Here are my key takeaways from these stories:
Love happens on a day: A random day. You cannot plan it. So obsessing about it is the equivalent of asking “Are we there yet?” on a road trip when you’re 5. Think I’m wrong? Go ahead ask 5 of your friends whose marriages inspire you, and ask them, how did your love story start. I guarantee they will tell you, it happened on a day.
Be open: This is the single girl annoyance. This single phrase. If I was any more open, I would be a 7-11 at midnight. Try it, throw out your list. There’s a list of expectations you have of the person you will love. Anything having to do with what it looks like. Throw it out. Its my opinion that this list actually hinders you from seeing the love in front of you.

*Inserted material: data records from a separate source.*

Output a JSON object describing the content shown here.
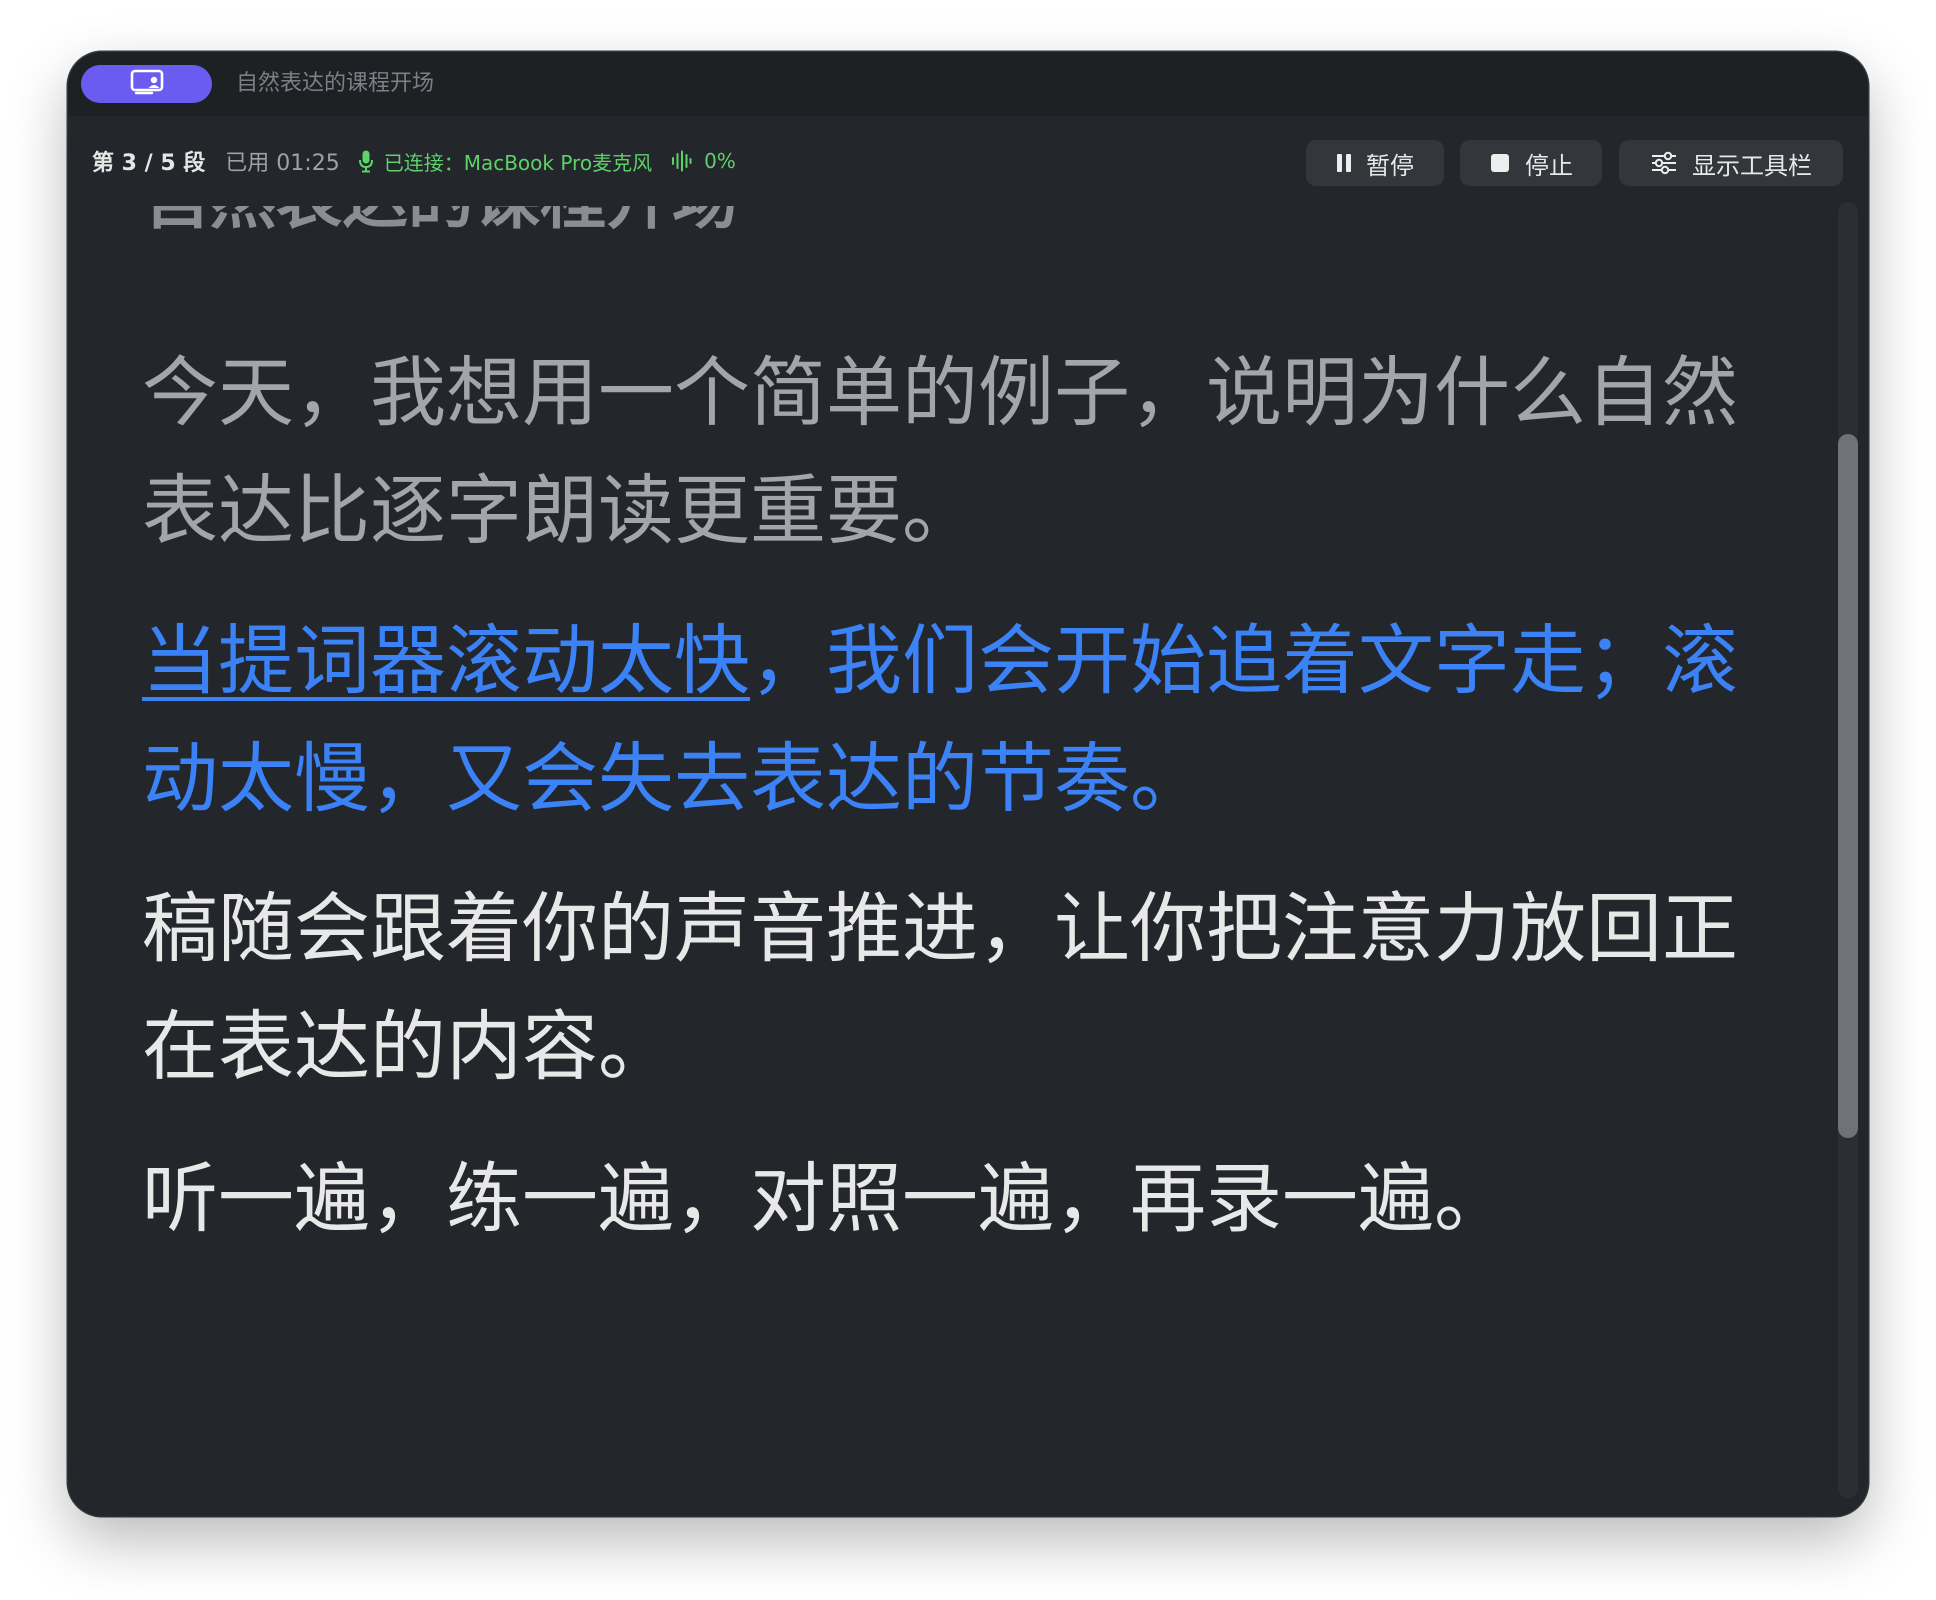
{
  "titlebar": {
    "app_icon": "teleprompter-screen-icon",
    "title": "自然表达的课程开场"
  },
  "status": {
    "segment": "第 3 / 5 段",
    "elapsed": "已用 01:25",
    "mic_icon": "microphone-icon",
    "connected": "已连接：MacBook Pro麦克风",
    "level_icon": "audio-level-icon",
    "level": "0%",
    "accent_green": "#5dd16a"
  },
  "controls": {
    "pause_label": "暂停",
    "stop_label": "停止",
    "toolbar_label": "显示工具栏"
  },
  "script": {
    "heading": "自然表达的课程开场",
    "paragraphs": [
      "今天，我想用一个简单的例子，说明为什么自然表达比逐字朗读更重要。",
      "当提词器滚动太快，我们会开始追着文字走；滚动太慢，又会失去表达的节奏。",
      "稿随会跟着你的声音推进，让你把注意力放回正在表达的内容。",
      "听一遍，练一遍，对照一遍，再录一遍。"
    ],
    "current_phrase": "当提词器滚动太快",
    "current_rest": "，我们会开始追着文字走；滚动太慢，又会失去表达的节奏。",
    "highlight_color": "#3b82f6"
  },
  "colors": {
    "background": "#23262a",
    "app_accent": "#6a5cf0"
  }
}
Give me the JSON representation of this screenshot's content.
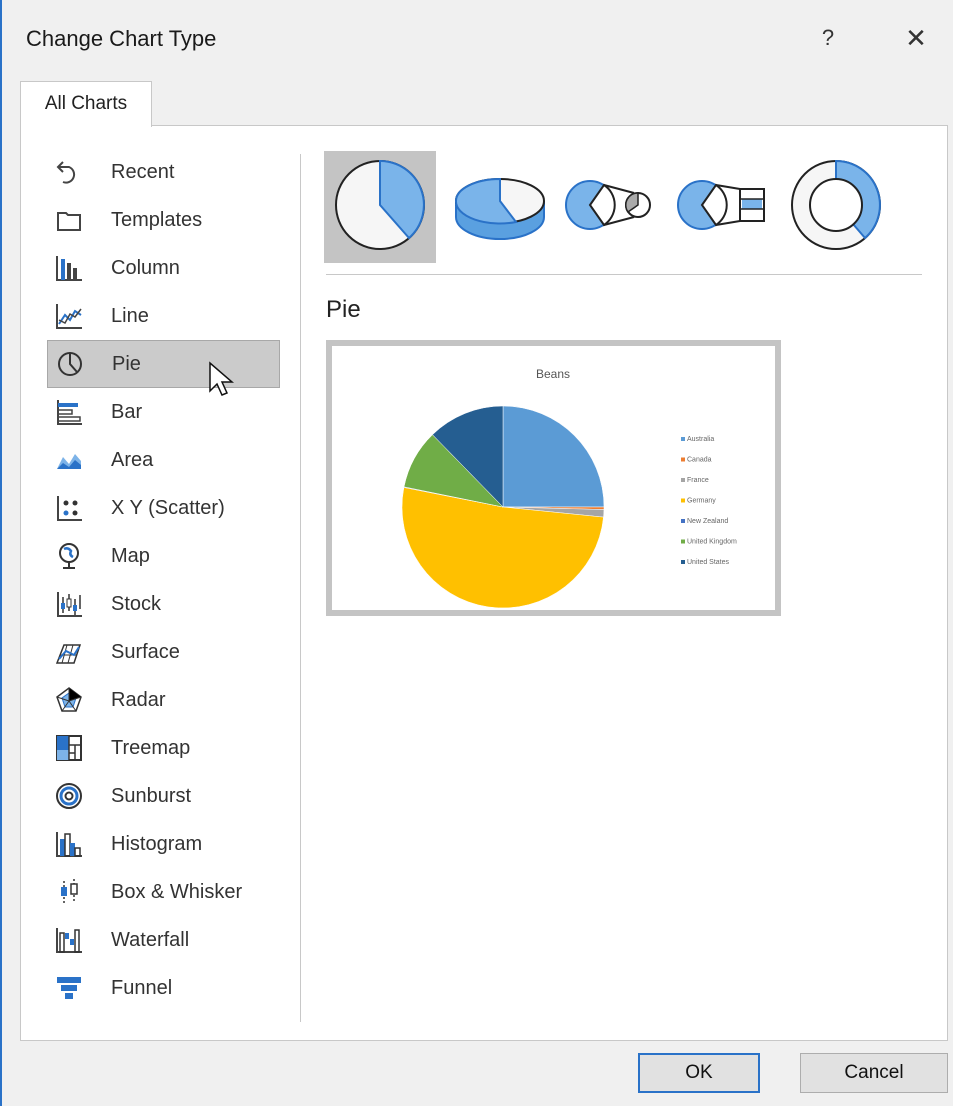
{
  "dialog": {
    "title": "Change Chart Type",
    "help_label": "?",
    "close_label": "✕"
  },
  "tabs": [
    {
      "label": "All Charts"
    }
  ],
  "sidebar": {
    "items": [
      {
        "label": "Recent",
        "icon": "recent-icon"
      },
      {
        "label": "Templates",
        "icon": "templates-icon"
      },
      {
        "label": "Column",
        "icon": "column-chart-icon"
      },
      {
        "label": "Line",
        "icon": "line-chart-icon"
      },
      {
        "label": "Pie",
        "icon": "pie-chart-icon",
        "selected": true
      },
      {
        "label": "Bar",
        "icon": "bar-chart-icon"
      },
      {
        "label": "Area",
        "icon": "area-chart-icon"
      },
      {
        "label": "X Y (Scatter)",
        "icon": "scatter-chart-icon"
      },
      {
        "label": "Map",
        "icon": "map-chart-icon"
      },
      {
        "label": "Stock",
        "icon": "stock-chart-icon"
      },
      {
        "label": "Surface",
        "icon": "surface-chart-icon"
      },
      {
        "label": "Radar",
        "icon": "radar-chart-icon"
      },
      {
        "label": "Treemap",
        "icon": "treemap-chart-icon"
      },
      {
        "label": "Sunburst",
        "icon": "sunburst-chart-icon"
      },
      {
        "label": "Histogram",
        "icon": "histogram-chart-icon"
      },
      {
        "label": "Box & Whisker",
        "icon": "box-whisker-chart-icon"
      },
      {
        "label": "Waterfall",
        "icon": "waterfall-chart-icon"
      },
      {
        "label": "Funnel",
        "icon": "funnel-chart-icon"
      }
    ]
  },
  "subtypes": [
    {
      "icon": "pie-subtype-icon",
      "selected": true
    },
    {
      "icon": "3d-pie-subtype-icon"
    },
    {
      "icon": "pie-of-pie-subtype-icon"
    },
    {
      "icon": "bar-of-pie-subtype-icon"
    },
    {
      "icon": "doughnut-subtype-icon"
    }
  ],
  "section_title": "Pie",
  "chart_data": {
    "type": "pie",
    "title": "Beans",
    "categories": [
      "Australia",
      "Canada",
      "France",
      "Germany",
      "New Zealand",
      "United Kingdom",
      "United States"
    ],
    "values": [
      25,
      0.4,
      1.2,
      51.5,
      0.1,
      9.5,
      12.3
    ],
    "colors": [
      "#5b9bd5",
      "#ed7d31",
      "#a5a5a5",
      "#ffc000",
      "#4472c4",
      "#70ad47",
      "#255e91"
    ],
    "legend": "right"
  },
  "buttons": {
    "ok": "OK",
    "cancel": "Cancel"
  },
  "colors": {
    "accent": "#2a72c8",
    "icon_blue": "#5aa0e0",
    "selected_bg": "#cbcbcb"
  }
}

Adventure always has a hero, be the heroine of your story: Get out there, DO THINGS. If all you’re doing is going home everyday and watching “Arrow” reruns on Netflix, you’re doing single wrong. This is the time to get out there and BE places. Change it up.
The greatest love story, is the one you have with yourself. Loving yourself is paramount. Love all your curves and all your edges and stop living an even though life. Even though I’m chubby, even though I didn’t go to college, even though I don’t have money. It is impossible to see someone that truly loves you, if you truly don’t love yourself. You’ll end up settling for someone that doesn’t know how to love you because you are inept to teach them how.
If you’ve done all you can to accept this is where life has you, and to fall madly in love with yourself. Then there really is nothing left to do but:
Accept that its going to work out. Maybe it didn’t this year. Or the year before. But it will. You’re one day closer to your future than you were yesterday.